Recipe: Mrs Crocombe’s apple and cream in a mould

Serves 8–10 — fills a 1¼ litre/2 pint/1⅓ cup mould

  • 10 leaves of gelatine
  • 485ml/17 fl oz/2 cups double cream
  • Finely grated zest of 1 lemon
  • 2tbspn caster sugar
  • 55ml/2 fl oz/¼ cup amaretto liqueur
  • 500g/17 oz/2 cups apple purée,
  • sweetened to taste
  • Vegetable shortening, for the mould
  • 2 litres/3½ pint/generous 2 quarts
  • ice cubes, for setting
  • Edible rose petals, to serve

Mrs Crocombe’s apple and cream in a mould.

Divide the gelatine equally between two bowls, and soak in cold water to soften it. Mix the cream, lemon zest, sugar and amaretto in a saucepan and bring to a very low simmer. Add half the gelatine and stir well to dissolve. Remove from the heat and allow to cool to room temperature.

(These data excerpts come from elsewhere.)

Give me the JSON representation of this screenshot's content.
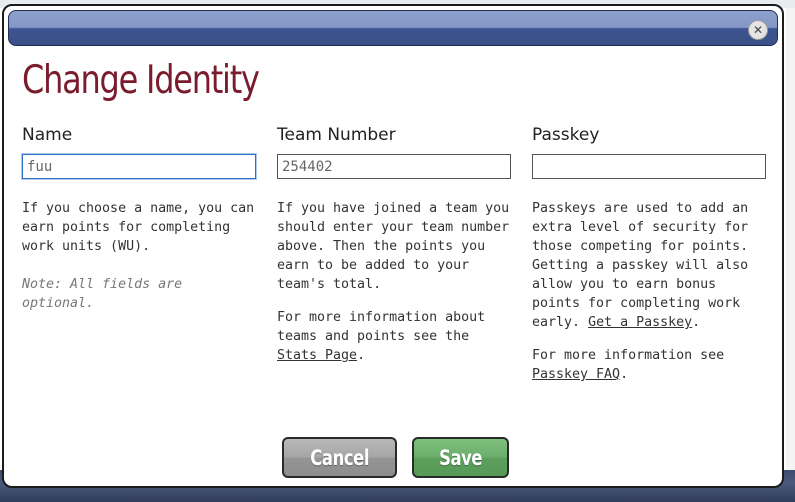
{
  "dialog": {
    "title": "Change Identity",
    "close_icon": "close-icon"
  },
  "name_column": {
    "label": "Name",
    "value": "fuu",
    "help": "If you choose a name, you can earn points for completing work units (WU).",
    "note": "Note: All fields are optional."
  },
  "team_column": {
    "label": "Team Number",
    "value": "254402",
    "help": "If you have joined a team you should enter your team number above. Then the points you earn to be added to your team's total.",
    "more_prefix": "For more information about teams and points see the ",
    "more_link": "Stats Page",
    "more_suffix": "."
  },
  "passkey_column": {
    "label": "Passkey",
    "value": "",
    "help": "Passkeys are used to add an extra level of security for those competing for points. Getting a passkey will also allow you to earn bonus points for completing work early.",
    "get_link": "Get a Passkey",
    "get_suffix": ".",
    "more_prefix": "For more information see ",
    "more_link": "Passkey FAQ",
    "more_suffix": "."
  },
  "buttons": {
    "cancel": "Cancel",
    "save": "Save"
  },
  "colors": {
    "title": "#7a1c2e",
    "titlebar": "#3c5490",
    "cancel": "#a0a0a0",
    "save": "#6aac6a"
  }
}
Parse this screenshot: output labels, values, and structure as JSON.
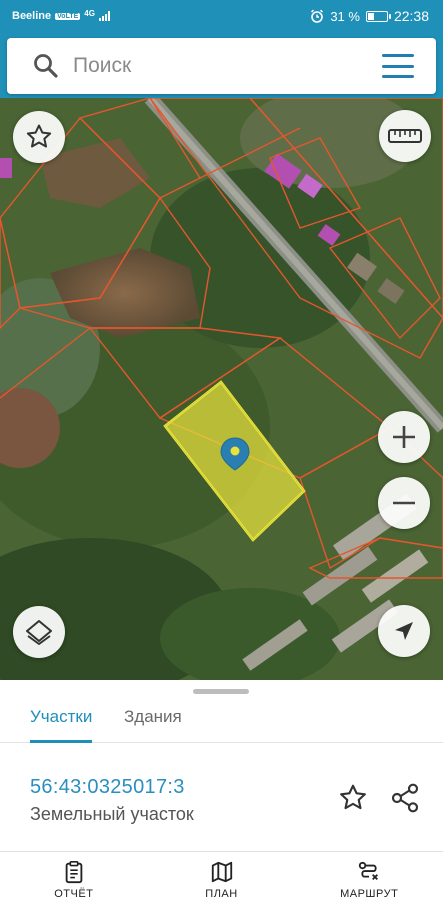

Heat the apple purée in another saucepan and add the remaining gelatine to this. Again, stir to mix, remove from the heat and cool to room temperature.

Prepare the mould. If it is very plain (for example, a charlotte mould or loaf tin), you can line it with clingfilm. However, for anything more complicated, it is best to use a little vegetable shortening to grease it.